The second important point is that there could be some link between the two metrics in question. But it does not mean that metric 1 impacts impact 2! Nor does it mean than metric 2 impacts metric 1! (the article never wonders whether Nobel prize laureates could have enough appetite for chocolate  to lower their countries average consumption value). It could very well be that there is a third metric impacting both metric 1 and metric 2. The example I like best from my stats class is: does carrying a lighter increase your risk of getting lung cancer? Of course not why would it? Even if I told you there was a strong correlation between the two? Hmmmm. But here’s the thing, you are actually without knowing it comparing smokers to non-smokers. Smokers tend to have a greater probability of carrying lighters around, and of having greater risk for lung cancer. But carrying a lighter does cause lung cancer, and having lung cancer certainly doesn’t make you more prone to carrying a lighter!



OK, back to chocolate. What’s going on behind the scenes and behind the nice straight line?
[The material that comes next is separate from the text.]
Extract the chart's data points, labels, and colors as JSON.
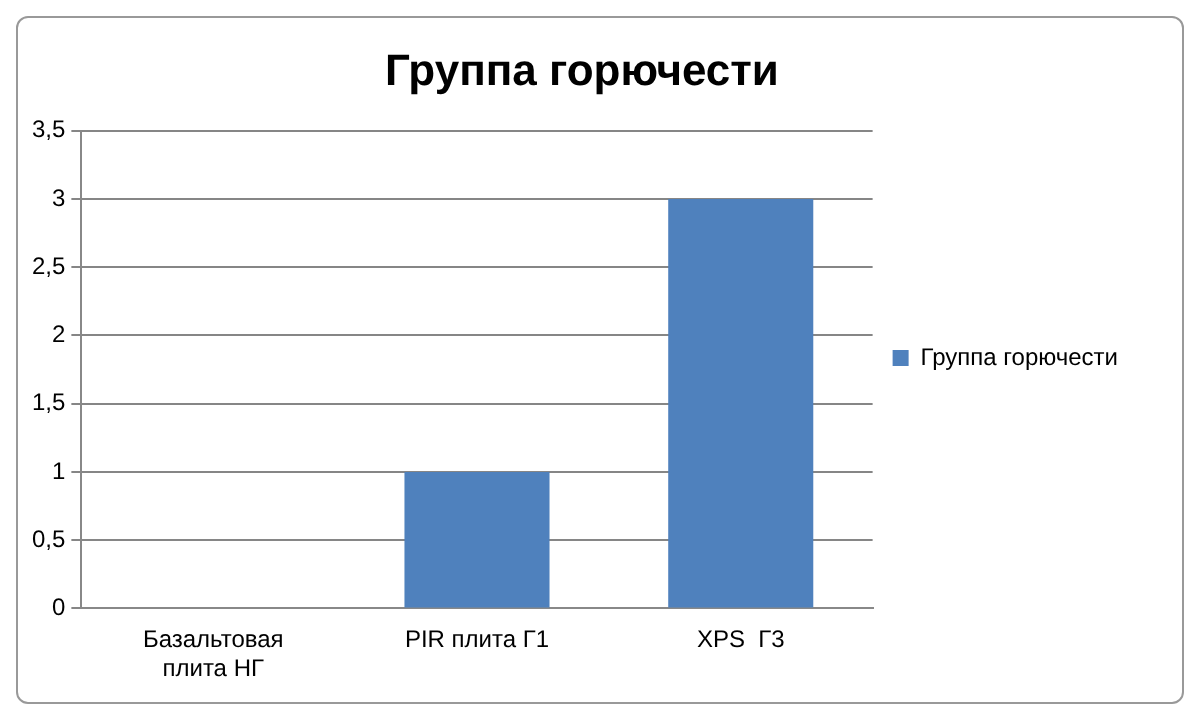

As discussed previously, there could be one of two phenomena going on:

Go ahead and eat all the chocolate you want, but hold off on booking that flight to Oslo…

I would also like to point out this article by James Winters and Sean Roberts which features a surprisingly similar analysis to mine (looking at IQ then at serial killers). Nobody copied anybody, I was just relieved to see I wasn’t the only one finding for correlation VS causation!